Fundadora | Rio de Janeiro | lupa@lupa.news
18.set.2019 | 07h01 |

Se você acompanha de perto os movimentos de Facebook, Instagram, Twitter e Youtube, já sabe que as curtidas parecem ter os dias contados. As quatro gigantes implantaram ou estão testando formas de omitir quantos likes uma postagem teve. Agora, se você é do tipo que não segue esse noticiário, comece a prestar atenção a essas mudanças. As alterações podem afetar em cheio o trabalho dos checadores de fatos no mundo todo e, em consequência, ampliar o grau de desinformação nas redes sociais.

Numa primeira leitura, o movimento em favor da desmetrificação dos posts – sejam eles em formato de textos, fotos ou vídeos – parece ser uma resposta à indústria dos likes e ao dano psicológico que ela pode causar. 

Lá atrás, quando as redes sociais saíram do papel, as curtidas serviam não só para mostrar o sucesso de uma publicação, mas também para influenciar o algoritmo de algumas das plataformas e fazer com que aquele conteúdo fosse distribuído para mais pessoas. 

Em alguns anos, surgiram as fazendas de curtidas e os robôs, sistemas que poderiam ser comprados de forma a “viralizar” um conteúdo e a transformar um determinado indivíduo num influenciador digital. Com isso, veio o caos mental. A busca por curtidas e a angústia atrelada a sua ausência. 

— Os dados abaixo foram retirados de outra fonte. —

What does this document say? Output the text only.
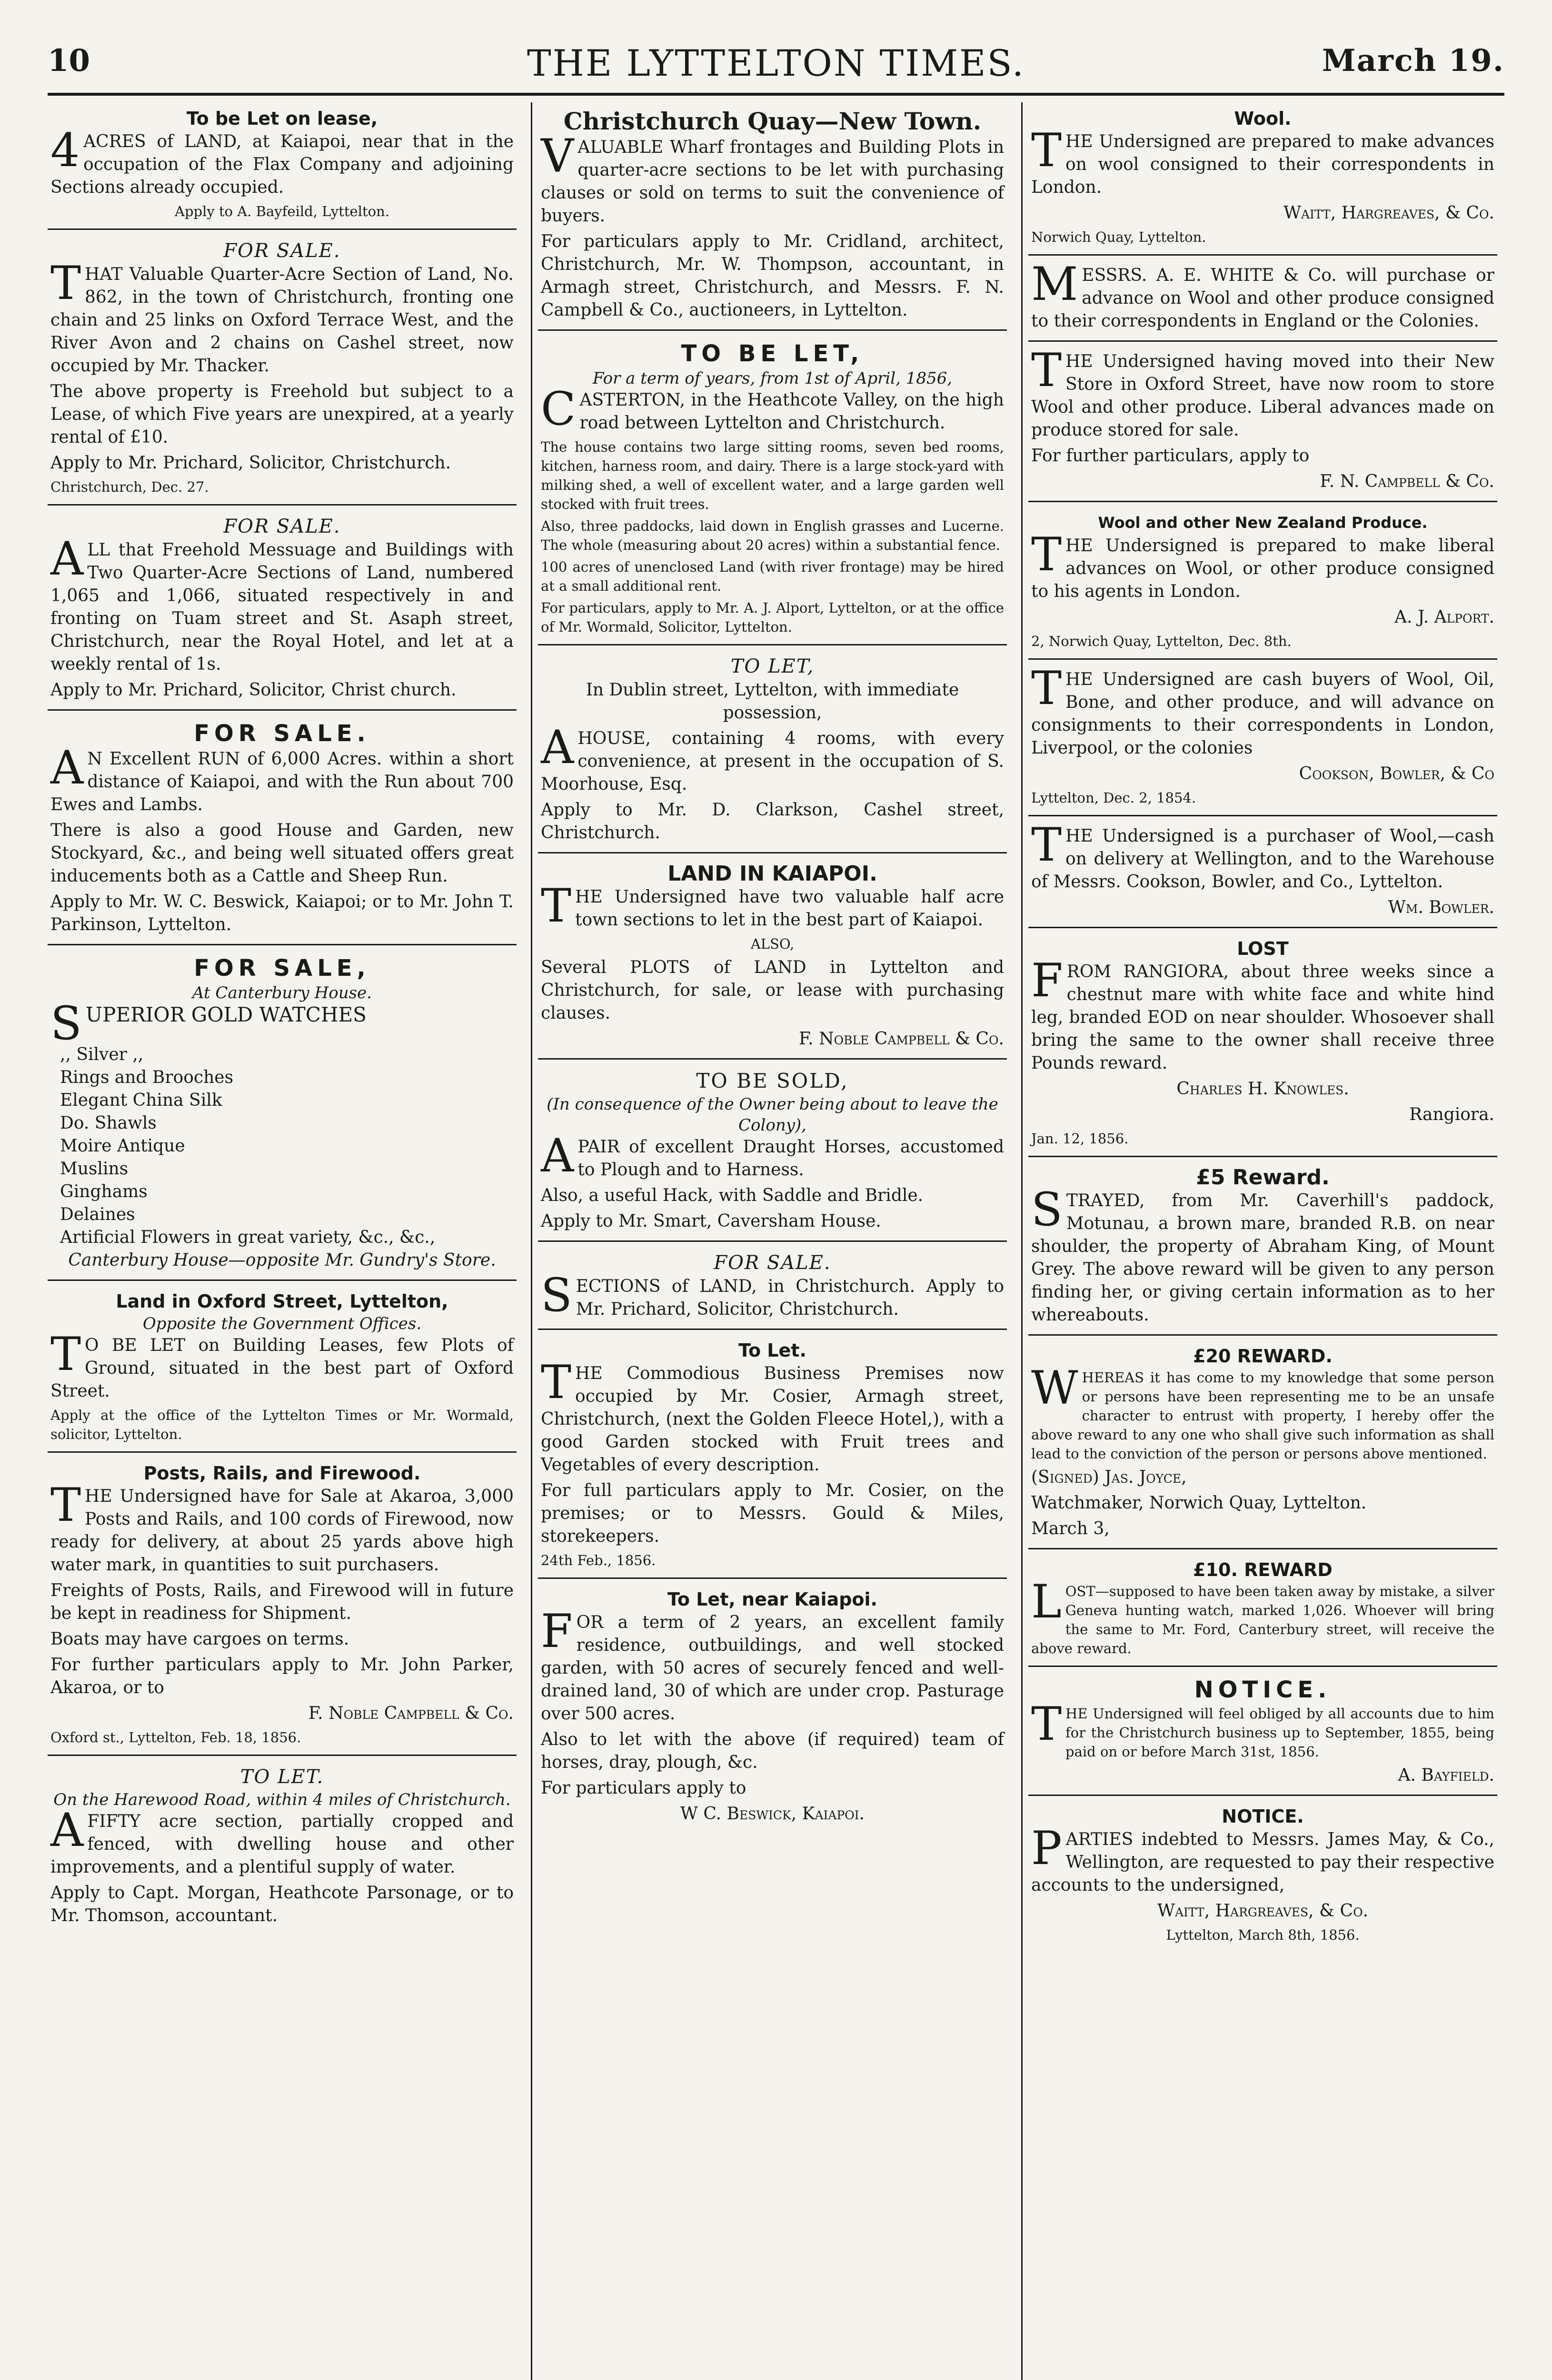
10	THE LYTTELTON TIMES.	March 19.
To be Let on lease,
4 ACRES of LAND, at Kaiapoi, near that in the occupation of the Flax Company and adjoining Sections already occupied.
Apply to A. Bayfeild, Lyttelton.
FOR SALE.
THAT Valuable Quarter-Acre Section of Land, No. 862, in the town of Christchurch, fronting one chain and 25 links on Oxford Terrace West, and the River Avon and 2 chains on Cashel street, now occupied by Mr. Thacker.
The above property is Freehold but subject to a Lease, of which Five years are unexpired, at a yearly rental of £10.
Apply to Mr. Prichard, Solicitor, Christchurch.
Christchurch, Dec. 27.
FOR SALE.
ALL that Freehold Messuage and Buildings with Two Quarter-Acre Sections of Land, numbered 1,065 and 1,066, situated respectively in and fronting on Tuam street and St. Asaph street, Christchurch, near the Royal Hotel, and let at a weekly rental of 1s.
Apply to Mr. Prichard, Solicitor, Christ church.
FOR SALE.
A N Excellent RUN of 6,000 Acres. within a short distance of Kaiapoi, and with the Run about 700 Ewes and Lambs.
There is also a good House and Garden, new Stockyard, &c., and being well situated offers great inducements both as a Cattle and Sheep Run.
Apply to Mr. W. C. Beswick, Kaiapoi; or to Mr. John T. Parkinson, Lyttelton.
FOR SALE,
At Canterbury House.
SUPERIOR GOLD WATCHES
,, Silver ,,
Rings and Brooches
Elegant China Silk
Do. Shawls
Moire Antique
Muslins
Ginghams
Delaines
Artificial Flowers in great variety, &c., &c.,
Canterbury House—opposite Mr. Gundry's Store.
Land in Oxford Street, Lyttelton,
Opposite the Government Offices.
T O BE LET on Building Leases, few Plots of Ground, situated in the best part of Oxford Street.
Apply at the office of the Lyttelton Times or Mr. Wormald, solicitor, Lyttelton.
Posts, Rails, and Firewood.
THE Undersigned have for Sale at Akaroa, 3,000 Posts and Rails, and 100 cords of Firewood, now ready for delivery, at about 25 yards above high water mark, in quantities to suit purchasers.
Freights of Posts, Rails, and Firewood will in future be kept in readiness for Shipment.
Boats may have cargoes on terms.
For further particulars apply to Mr. John Parker, Akaroa, or to
F. Noble Campbell & Co.
Oxford st., Lyttelton, Feb. 18, 1856.
TO LET.
On the Harewood Road, within 4 miles of Christchurch.
AFIFTY acre section, partially cropped and fenced, with dwelling house and other improvements, and a plentiful supply of water.
Apply to Capt. Morgan, Heathcote Parsonage, or to Mr. Thomson, accountant.
Christchurch Quay—New Town.
VALUABLE Wharf frontages and Building Plots in quarter-acre sections to be let with purchasing clauses or sold on terms to suit the convenience of buyers.
For particulars apply to Mr. Cridland, architect, Christchurch, Mr. W. Thompson, accountant, in Armagh street, Christchurch, and Messrs. F. N. Campbell & Co., auctioneers, in Lyttelton.
TO BE LET,
For a term of years, from 1st of April, 1856,
CASTERTON, in the Heathcote Valley, on the high road between Lyttelton and Christchurch.
The house contains two large sitting rooms, seven bed rooms, kitchen, harness room, and dairy. There is a large stock-yard with milking shed, a well of excellent water, and a large garden well stocked with fruit trees.
Also, three paddocks, laid down in English grasses and Lucerne. The whole (measuring about 20 acres) within a substantial fence.
100 acres of unenclosed Land (with river frontage) may be hired at a small additional rent.
For particulars, apply to Mr. A. J. Alport, Lyttelton, or at the office of Mr. Wormald, Solicitor, Lyttelton.
TO LET,
In Dublin street, Lyttelton, with immediate possession,
AHOUSE, containing 4 rooms, with every convenience, at present in the occupation of S. Moorhouse, Esq.
Apply to Mr. D. Clarkson, Cashel street, Christchurch.
LAND IN KAIAPOI.
THE Undersigned have two valuable half acre town sections to let in the best part of Kaiapoi.
ALSO,
Several PLOTS of LAND in Lyttelton and Christchurch, for sale, or lease with purchasing clauses.
F. Noble Campbell & Co.
TO BE SOLD,
(In consequence of the Owner being about to leave the Colony),
APAIR of excellent Draught Horses, accustomed to Plough and to Harness.
Also, a useful Hack, with Saddle and Bridle.
Apply to Mr. Smart, Caversham House.
FOR SALE.
SECTIONS of LAND, in Christchurch. Apply to Mr. Prichard, Solicitor, Christchurch.
To Let.
THE Commodious Business Premises now occupied by Mr. Cosier, Armagh street, Christchurch, (next the Golden Fleece Hotel,), with a good Garden stocked with Fruit trees and Vegetables of every description.
For full particulars apply to Mr. Cosier, on the premises; or to Messrs. Gould & Miles, storekeepers.
24th Feb., 1856.
To Let, near Kaiapoi.
FOR a term of 2 years, an excellent family residence, outbuildings, and well stocked garden, with 50 acres of securely fenced and well-drained land, 30 of which are under crop. Pasturage over 500 acres.
Also to let with the above (if required) team of horses, dray, plough, &c.
For particulars apply to
W C. Beswick, Kaiapoi.
Wool.
THE Undersigned are prepared to make advances on wool consigned to their correspondents in London.
Waitt, Hargreaves, & Co.
Norwich Quay, Lyttelton.
MESSRS. A. E. WHITE & Co. will purchase or advance on Wool and other produce consigned to their correspondents in England or the Colonies.
THE Undersigned having moved into their New Store in Oxford Street, have now room to store Wool and other produce. Liberal advances made on produce stored for sale.
For further particulars, apply to
F. N. Campbell & Co.
Wool and other New Zealand Produce.
THE Undersigned is prepared to make liberal advances on Wool, or other produce consigned to his agents in London.
A. J. Alport.
2, Norwich Quay, Lyttelton, Dec. 8th.
THE Undersigned are cash buyers of Wool, Oil, Bone, and other produce, and will advance on consignments to their correspondents in London, Liverpool, or the colonies
Cookson, Bowler, & Co
Lyttelton, Dec. 2, 1854.
THE Undersigned is a purchaser of Wool,—cash on delivery at Wellington, and to the Warehouse of Messrs. Cookson, Bowler, and Co., Lyttelton.
Wm. Bowler.
LOST
FROM RANGIORA, about three weeks since a chestnut mare with white face and white hind leg, branded EOD on near shoulder. Whosoever shall bring the same to the owner shall receive three Pounds reward.
Charles H. Knowles.
Rangiora.
Jan. 12, 1856.
£5 Reward.
STRAYED, from Mr. Caverhill's paddock, Motunau, a brown mare, branded R.B. on near shoulder, the property of Abraham King, of Mount Grey. The above reward will be given to any person finding her, or giving certain information as to her whereabouts.
£20 REWARD.
WHEREAS it has come to my knowledge that some person or persons have been representing me to be an unsafe character to entrust with property, I hereby offer the above reward to any one who shall give such information as shall lead to the conviction of the person or persons above mentioned.
(Signed) Jas. Joyce,
Watchmaker, Norwich Quay, Lyttelton.
March 3,
£10. REWARD
LOST—supposed to have been taken away by mistake, a silver Geneva hunting watch, marked 1,026. Whoever will bring the same to Mr. Ford, Canterbury street, will receive the above reward.
NOTICE.
THE Undersigned will feel obliged by all accounts due to him for the Christchurch business up to September, 1855, being paid on or before March 31st, 1856.
A. Bayfield.
NOTICE.
PARTIES indebted to Messrs. James May, & Co., Wellington, are requested to pay their respective accounts to the undersigned,
Waitt, Hargreaves, & Co.
Lyttelton, March 8th, 1856.
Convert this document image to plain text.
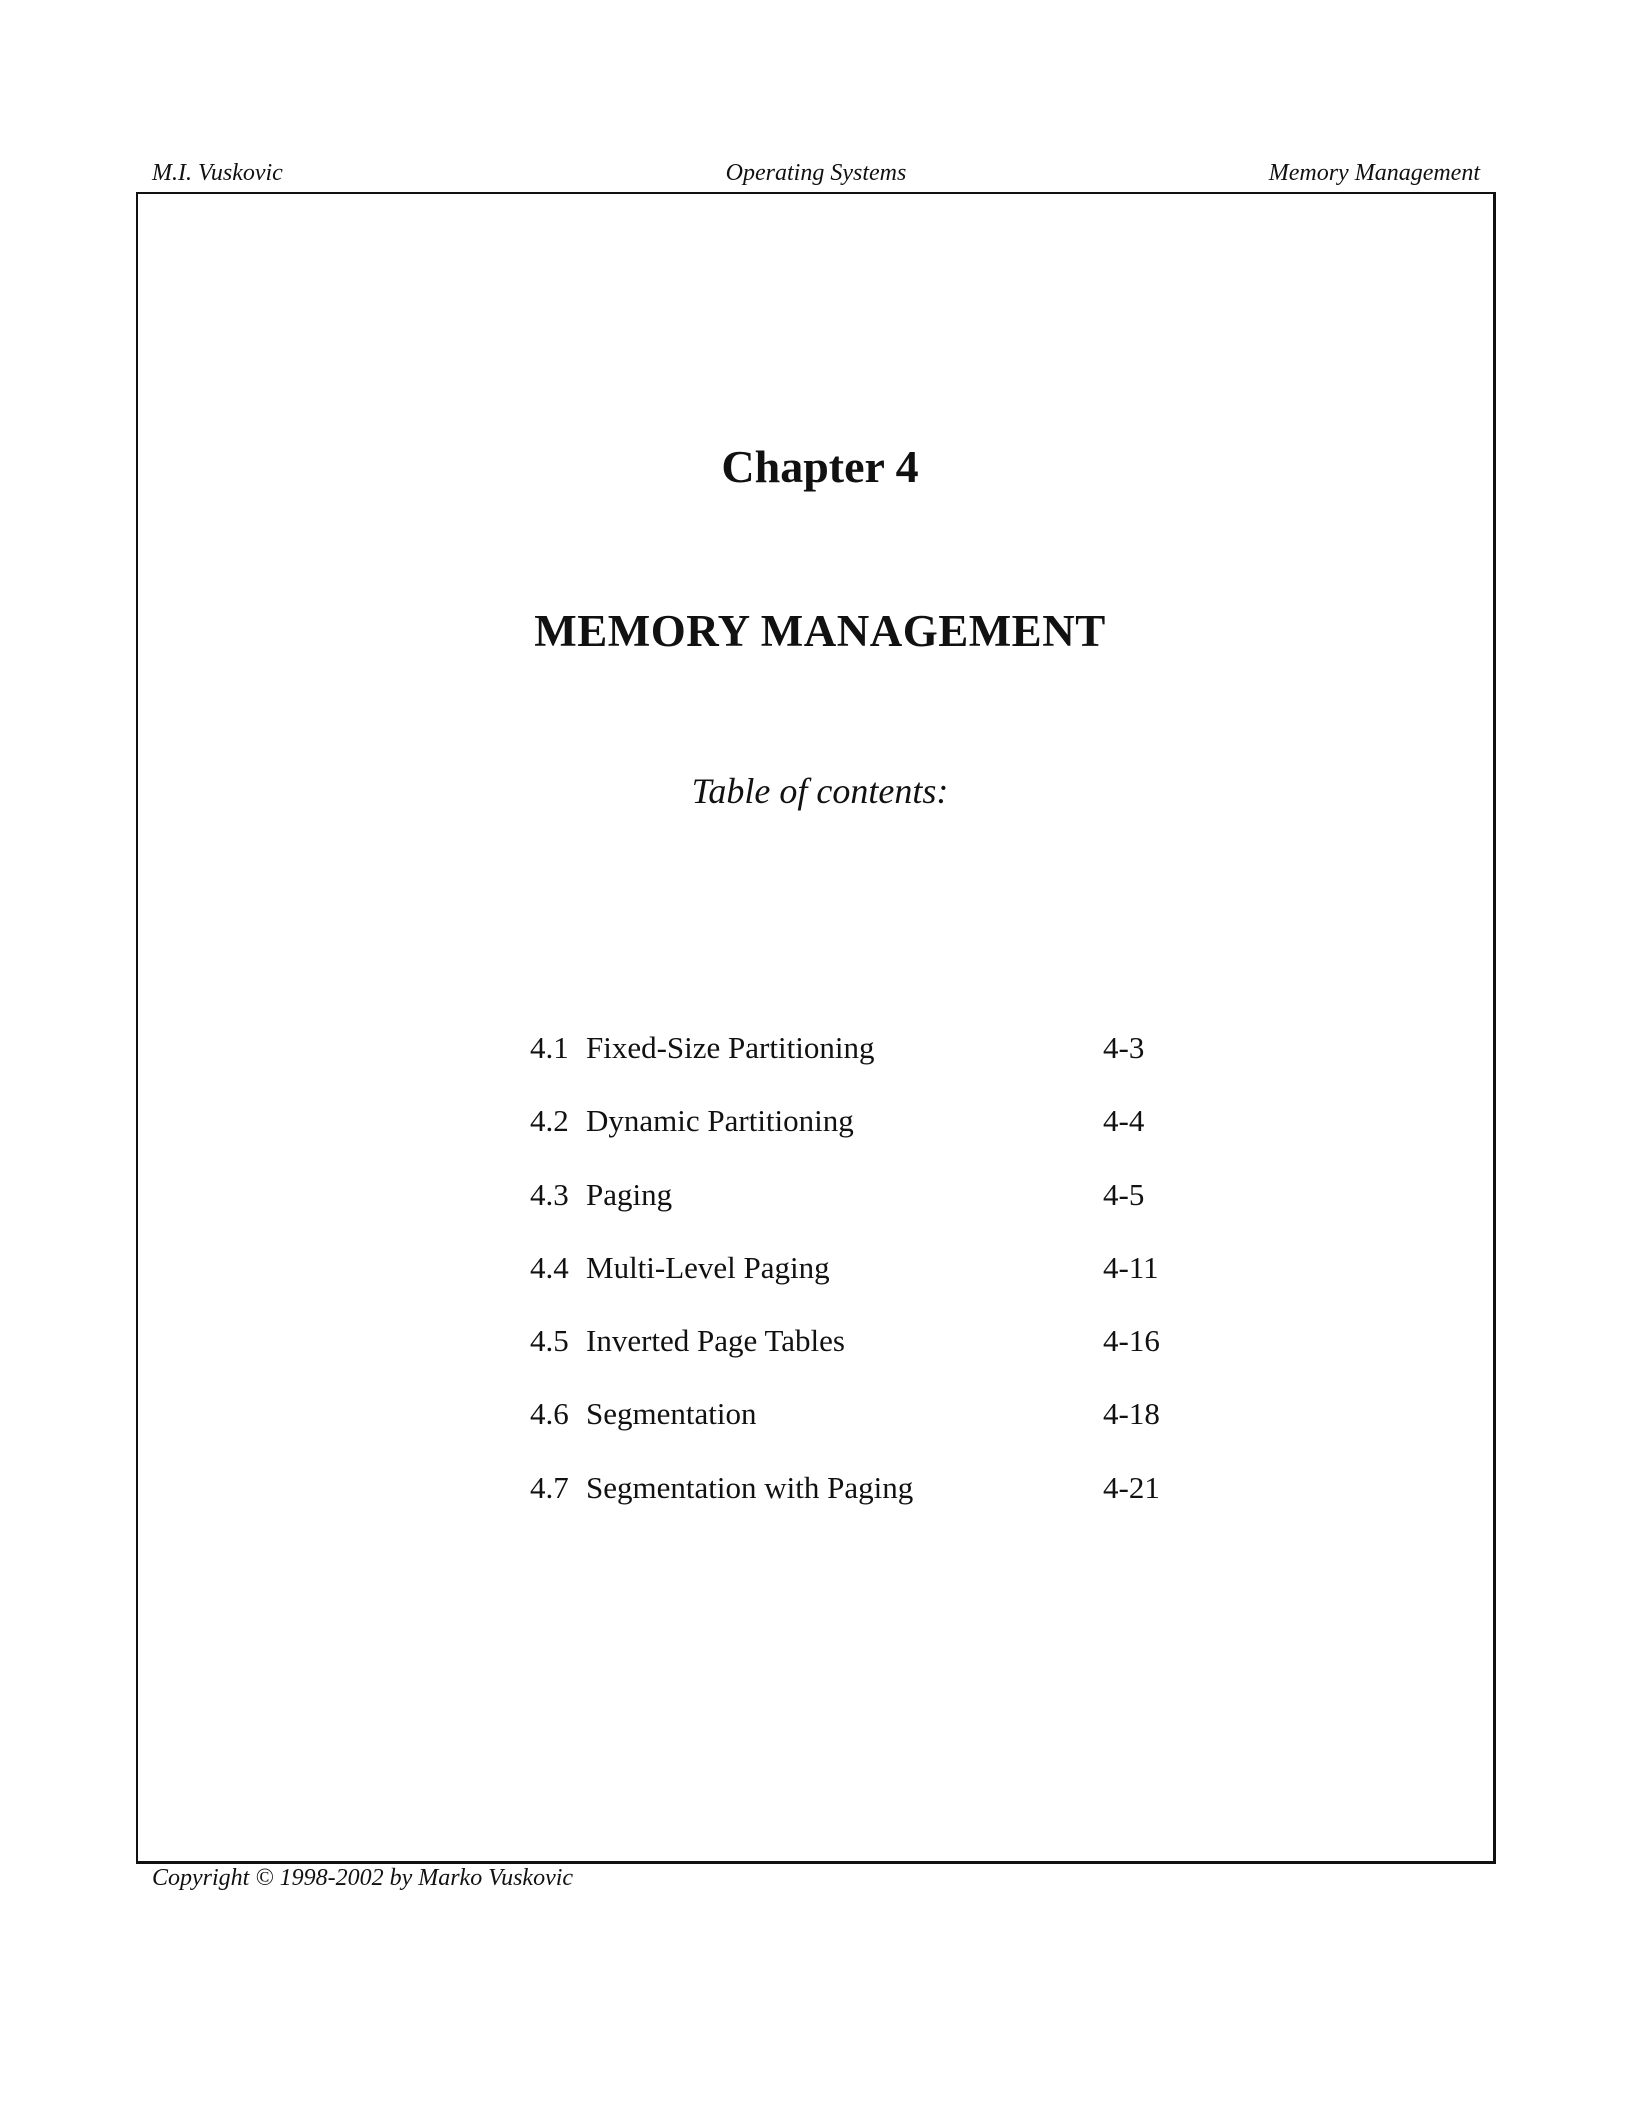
M.I. Vuskovic	Operating Systems	Memory Management
Chapter 4
MEMORY MANAGEMENT
Table of contents:
4.1 Fixed-Size Partitioning	4-3
4.2 Dynamic Partitioning	4-4
4.3 Paging	4-5
4.4 Multi-Level Paging	4-11
4.5 Inverted Page Tables	4-16
4.6 Segmentation	4-18
4.7 Segmentation with Paging	4-21
Copyright © 1998-2002 by Marko Vuskovic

A desmetrificação seria, portanto, uma forma de quebrar esse ciclo vicioso: sem saber quantos likes um conteúdo ou uma pessoa têm, as redes sociais sobreviveriam apenas pela qualidade real daquilo que comportam. 

Em julho deste ano, o Instagram deu o primeiro passo. Passou a “esconder” o número de curtidas das postagens feitas em sete países do mundo: Brasil, Canadá, Austrália, Itália, Irlanda, Japão e Nova Zelândia. E o marketing digital reclamou. Muito. Influenciadores já não tinham como provar o sucesso de suas postagens – nem cobrar por elas. Nas empresas, os marketeiros já não sabiam ao certo em que contas investir – muito menos medir seu ROI (return of investment).

Hoje em dia, sabe-se que o Facebook (dono do Instagram) faz testes internos no mesmo sentido, assim como o Twitter. O Youtube, por sua vez, deixou de mostrar o número exato de pessoas inscritas em canais. A contagem mostra apenas números aproximados.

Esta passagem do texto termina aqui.